Achieving true cyberspace security will require establishing a good government-industry partnership. This partnership must be structured to create logical and definable security requirements that will increase the security of the network without significantly reducing the speed and agility required to use that network. The model of the National Security Telecommunications Advisory Committee (NSTAC) could serve as a starting point for this partnership.
AFCEANs must continue to find ways to support the Department of Homeland Security’s goal of protecting the network. This service aligns directly with our association’s mission. My challenge to government and industry is to establish a think tank to develop near-term risk management boundaries that will increase network security without adversely affecting the way society uses cyberspace today.

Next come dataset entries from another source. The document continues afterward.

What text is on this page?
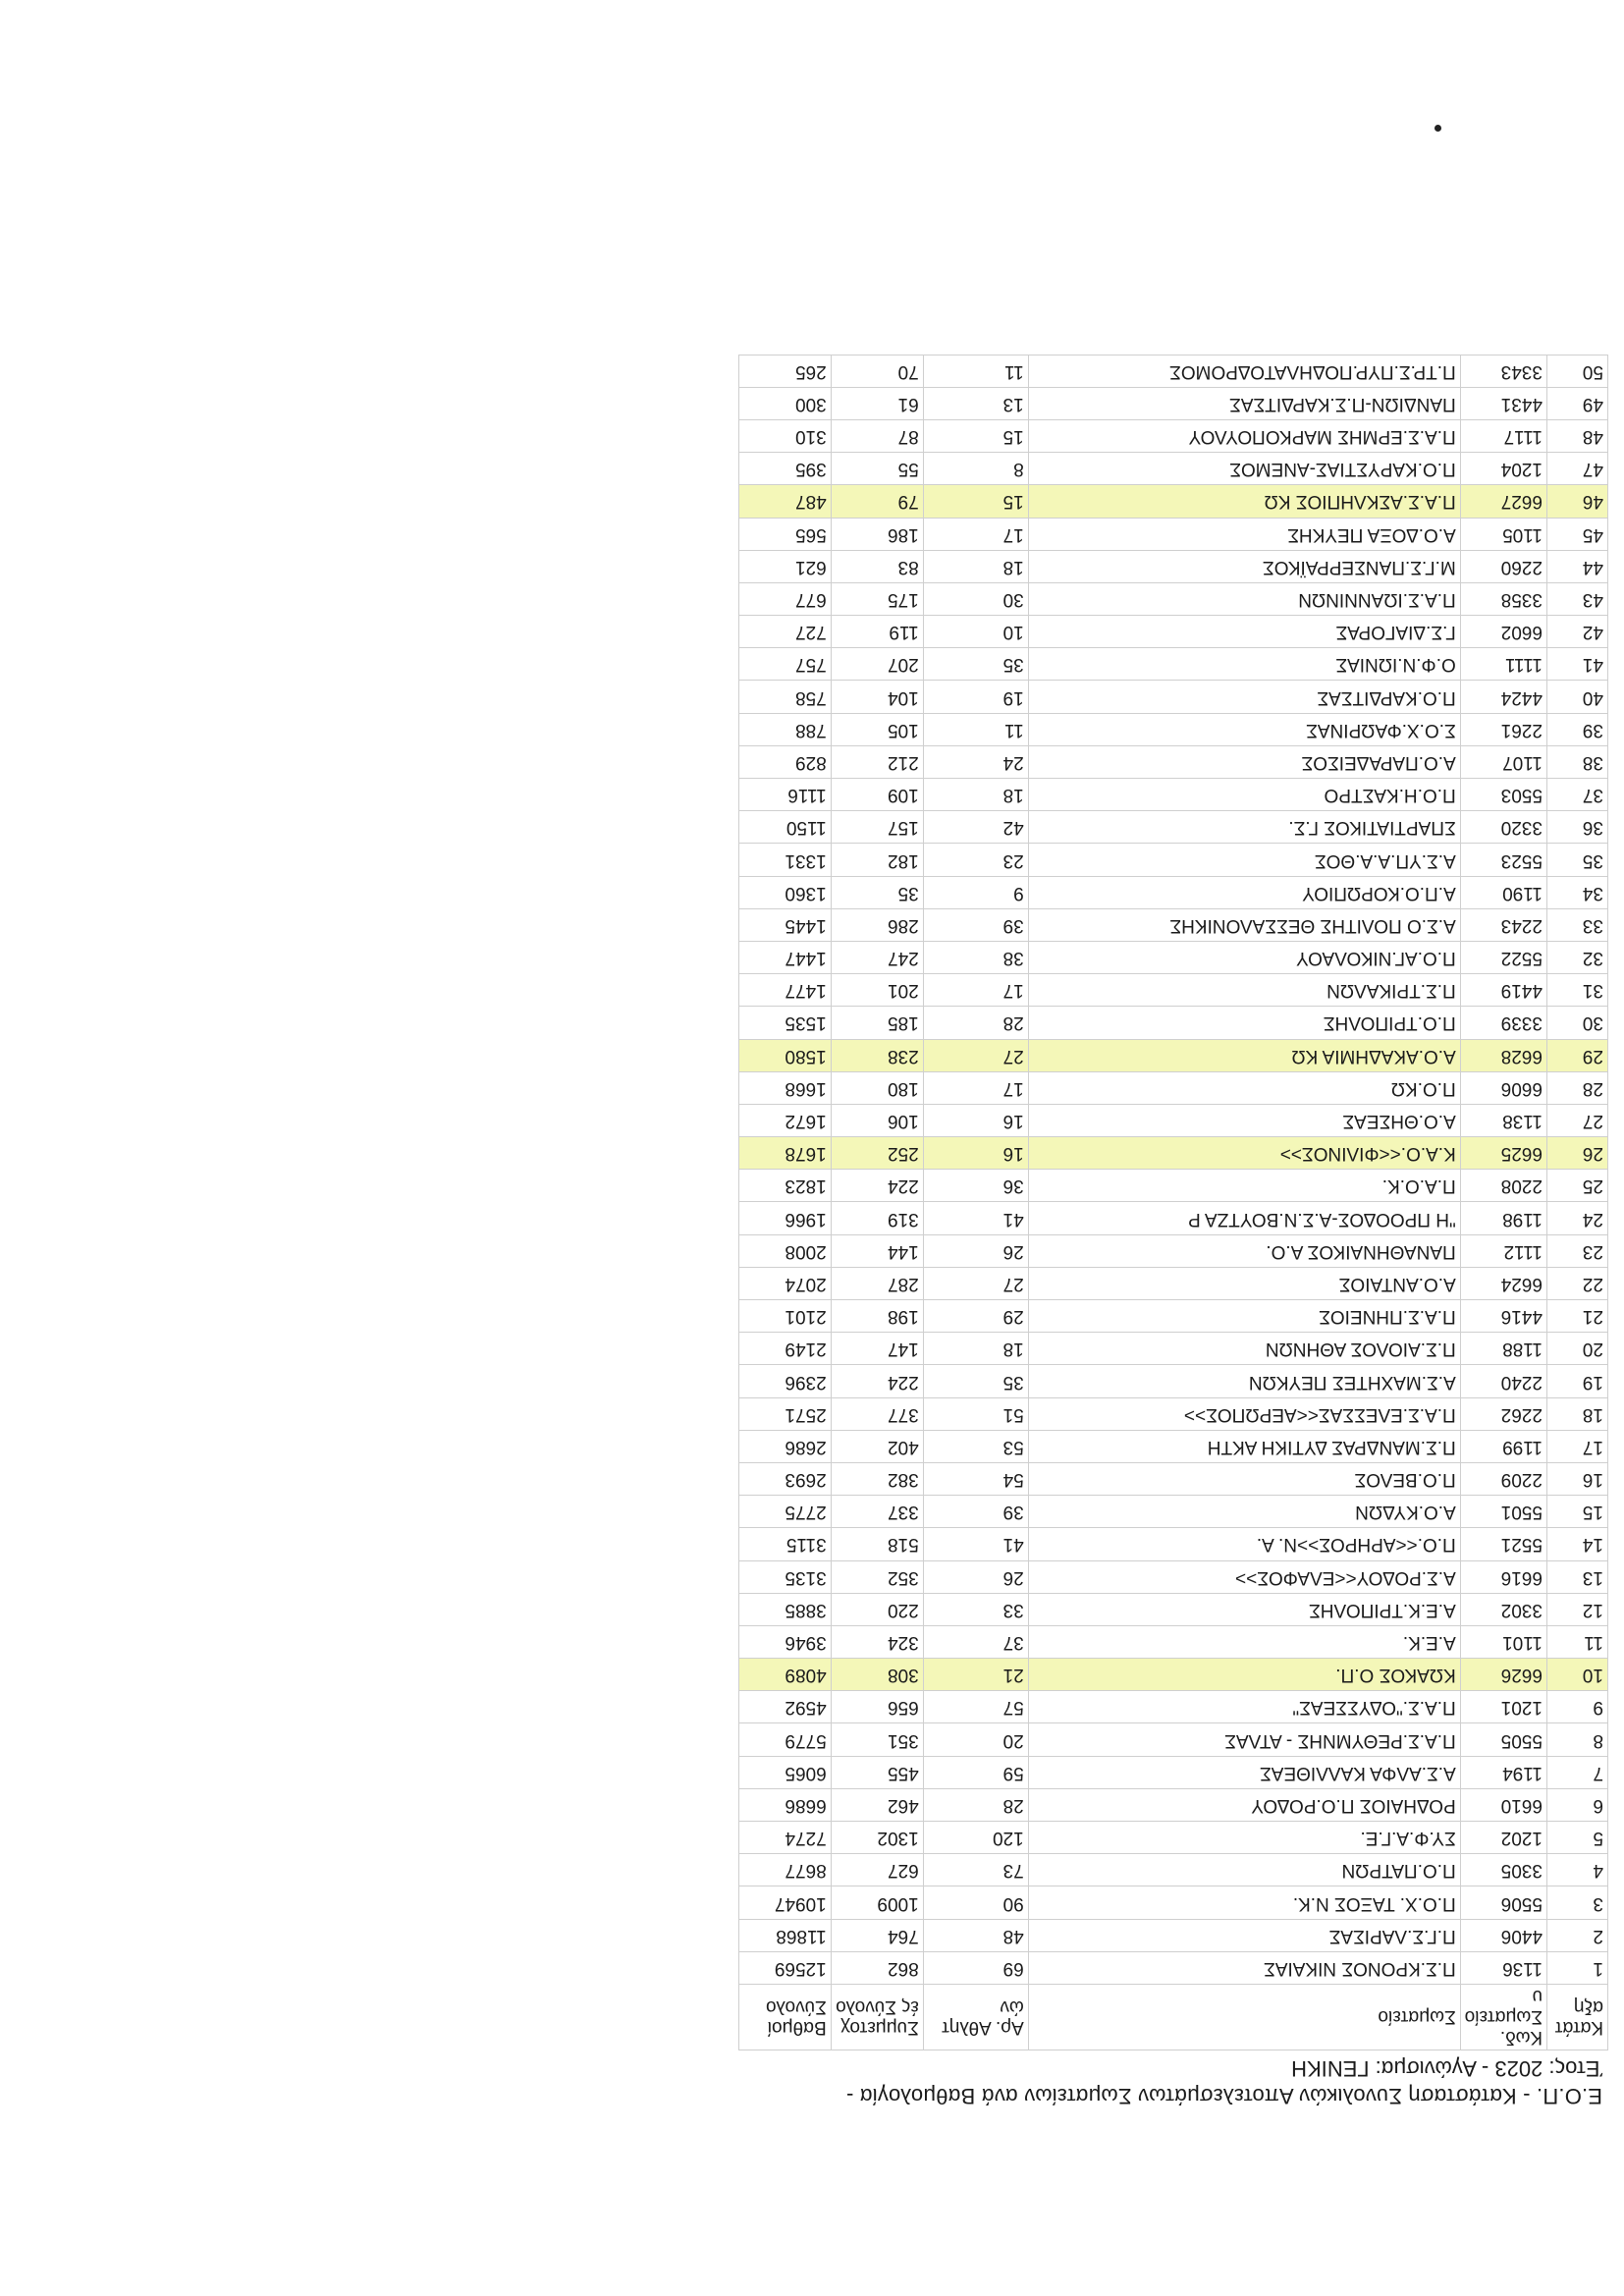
Ε.Ο.Π. - Κατάσταση Συνολικών Αποτελεσμάτων Σωματείων ανά Βαθμολογία -
Έτος: 2023 - Αγώνισμα: ΓΕΝΙΚΗ
Κατάτ αξη	Κωδ. Σωματείο υ	Σωματείο	Αρ. Αθλητ ών	Συμμετοχ ές Σύνολο	Βαθμοί Σύνολο
1	1136	Π.Σ.ΚΡΟΝΟΣ ΝΙΚΑΙΑΣ	69	862	12569
2	4406	Π.Γ.Σ.ΛΑΡΙΣΑΣ	48	764	11868
3	5506	Π.Ο.Χ. ΤΑΞΟΣ Ν.Κ.	90	1009	10947
4	3305	Π.Ο.ΠΑΤΡΩΝ	73	627	8677
5	1202	ΣΥ.Φ.Α.Γ.Ε.	120	1302	7274
6	6610	ΡΟΔΗΑΙΟΣ Π.Ο.ΡΟΔΟΥ	28	462	6686
7	1194	Α.Σ.ΑΛΦΑ ΚΑΛΛΙΘΕΑΣ	59	455	6065
8	5505	Π.Α.Σ.ΡΕΘΥΜΝΗΣ - ΑΤΛΑΣ	20	351	5779
9	1201	Π.Α.Σ."ΟΔΥΣΣΕΑΣ"	57	656	4592
10	6626	ΚΩΑΚΟΣ Ο.Π.	21	308	4089
11	1101	Α.Ε.Κ.	37	324	3946
12	3302	Α.Ε.Κ.ΤΡΙΠΟΛΗΣ	33	220	3885
13	6616	Α.Σ.ΡΟΔΟΥ<<ΕΛΑΦΟΣ>>	26	352	3135
14	5521	Π.Ο.<<ΑΡΗΡΟΣ>>Ν. Α.	41	518	3115
15	5501	Α.Ο.ΚΥΔΩΝ	39	337	2775
16	2209	Π.Ο.ΒΕΛΟΣ	54	382	2693
17	1199	Π.Σ.ΜΑΝΔΡΑΣ ΔΥΤΙΚΗ ΑΚΤΗ	53	402	2686
18	2262	Π.Α.Σ.ΕΛΕΣΣΑΣ<<ΑΕΡΩΠΟΣ>>	51	377	2571
19	2240	Α.Σ.ΜΑΧΗΤΕΣ ΠΕΥΚΩΝ	35	224	2396
20	1188	Π.Σ.ΑΙΟΛΟΣ ΑΘΗΝΩΝ	18	147	2149
21	4416	Π.Α.Σ.ΠΗΝΕΙΟΣ	29	198	2101
22	6624	Α.Ο.ΑΝΤΑΙΟΣ	27	287	2074
23	1112	ΠΑΝΑΘΗΝΑΙΚΟΣ Α.Ο.	26	144	2008
24	1198	"Η ΠΡΟΟΔΟΣ-Α.Σ.Ν.ΒΟΥΤΖΑ Ρ	41	319	1966
25	2208	Π.Α.Ο.Κ.	36	224	1823
26	6625	Κ.Α.Ο.<<ΦΙΛΙΝΟΣ>>	16	252	1678
27	1138	Α.Ο.ΘΗΣΕΑΣ	16	106	1672
28	6606	Π.Ο.ΚΩ	17	180	1668
29	6628	Α.Ο.ΑΚΑΔΗΜΙΑ ΚΩ	27	238	1580
30	3339	Π.Ο.ΤΡΙΠΟΛΗΣ	28	185	1535
31	4419	Π.Σ.ΤΡΙΚΑΛΩΝ	17	201	1477
32	5522	Π.Ο.ΑΓ.ΝΙΚΟΛΑΟΥ	38	247	1447
33	2243	Α.Σ.Ο ΠΟΛΙΤΗΣ ΘΕΣΣΑΛΟΝΙΚΗΣ	39	286	1445
34	1190	Α.Π.Ο.ΚΟΡΩΠΙΟΥ	9	35	1360
35	5523	Α.Σ.ΥΠ.Α.Α.ΘΟΣ	23	182	1331
36	3320	ΣΠΑΡΤΙΑΤΙΚΟΣ Γ.Σ.	42	157	1150
37	5503	Π.Ο.Η.ΚΑΣΤΡΟ	18	109	1116
38	1107	Α.Ο.ΠΑΡΑΔΕΙΣΟΣ	24	212	829
39	2261	Σ.Ο.Χ.ΦΑΩΡΙΝΑΣ	11	105	788
40	4424	Π.Ο.ΚΑΡΔΙΤΣΑΣ	19	104	758
41	1111	Ο.Φ.Ν.ΙΩΝΙΑΣ	35	207	757
42	6602	Γ.Σ.ΔΙΑΓΟΡΑΣ	10	119	727
43	3358	Π.Α.Σ.ΙΩΑΝΝΙΝΩΝ	30	175	677
44	2260	Μ.Γ.Σ.ΠΑΝΣΕΡΡΑΪΚΟΣ	18	83	621
45	1105	Α.Ο.ΔΟΞΑ ΠΕΥΚΗΣ	17	186	565
46	6627	Π.Α.Σ.ΑΣΚΛΗΠΙΟΣ ΚΩ	15	79	487
47	1204	Π.Ο.ΚΑΡΥΣΤΙΑΣ-ΑΝΕΜΟΣ	8	55	395
48	1117	Π.Α.Σ.ΕΡΜΗΣ ΜΑΡΚΟΠΟΥΛΟΥ	15	87	310
49	4431	ΠΑΝΔΙΩΝ-Π.Σ.ΚΑΡΔΙΤΣΑΣ	13	61	300
50	3343	Π.ΤΡ.Σ.ΠΥΡ.ΠΟΔΗΛΑΤΟΔΡΟΜΟΣ	11	70	265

But, above all, the key must be risk management. We don’t need quite as much security for moving some data as we need for other more important files. Cyberspace security should be flexible enough to take that into account. Yet, this security must be effective enough that it doesn’t leave a mansion full of back doors for hackers and terrorists to enter.
Government must take the lead on this, and I am convinced that industry will step up to the challenge. The flying public has accepted new security regulations at our airports across the globe, and the right cybersecurity policy should generate the same acceptance.